One additional note on water content -- when you make your food at home and are trying to thin a puree, you can use the same water used to steam the veggies/fruits, which will contain nutrients leached in the steaming process.

Olga said...

One great article! I loved reading it. I have a baby boy who's six months old, and I feed him with home made purees. It's so easy, anything that I cook for him I just use our blender to make a puree and he loves it. There really isn't anything complicated in preparing food for babies :) Will be waiting for you next articles to see if I can learn anything :)

Anonymous said...

It's funny how most people, when asked, will claim that they are immune to the effects of advertising. Yet, when shopping for something for baby to eat, they will usually just pick up what is conveniently labelled "baby food," thus proving that no, they really can't think for themselves.
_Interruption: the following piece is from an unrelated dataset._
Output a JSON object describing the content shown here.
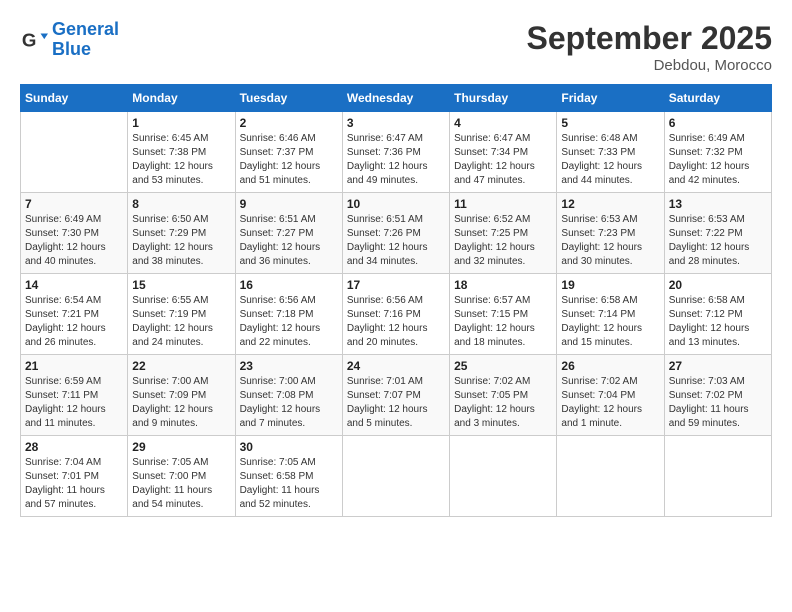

Hopefully more people will start to think about what actually goes into processed baby (and grownup) foods and consider whether all those additives and nutritional deficiencies are really worth the price of convenience. Eating quality food is the most important proactive thing you can do for your health, and of course your child's.

Caroline said...

Thank you. My baby is getting ready to start his first food. I am planning to make all of his food. Your research is extremely helpful to me, a concerned parent.

Cooking Canuck said...

My second daughter is 4 months old and I will be making my baby food once more. I could not feed my kid something that smelled like canned cat food... after reading this even more reason not to.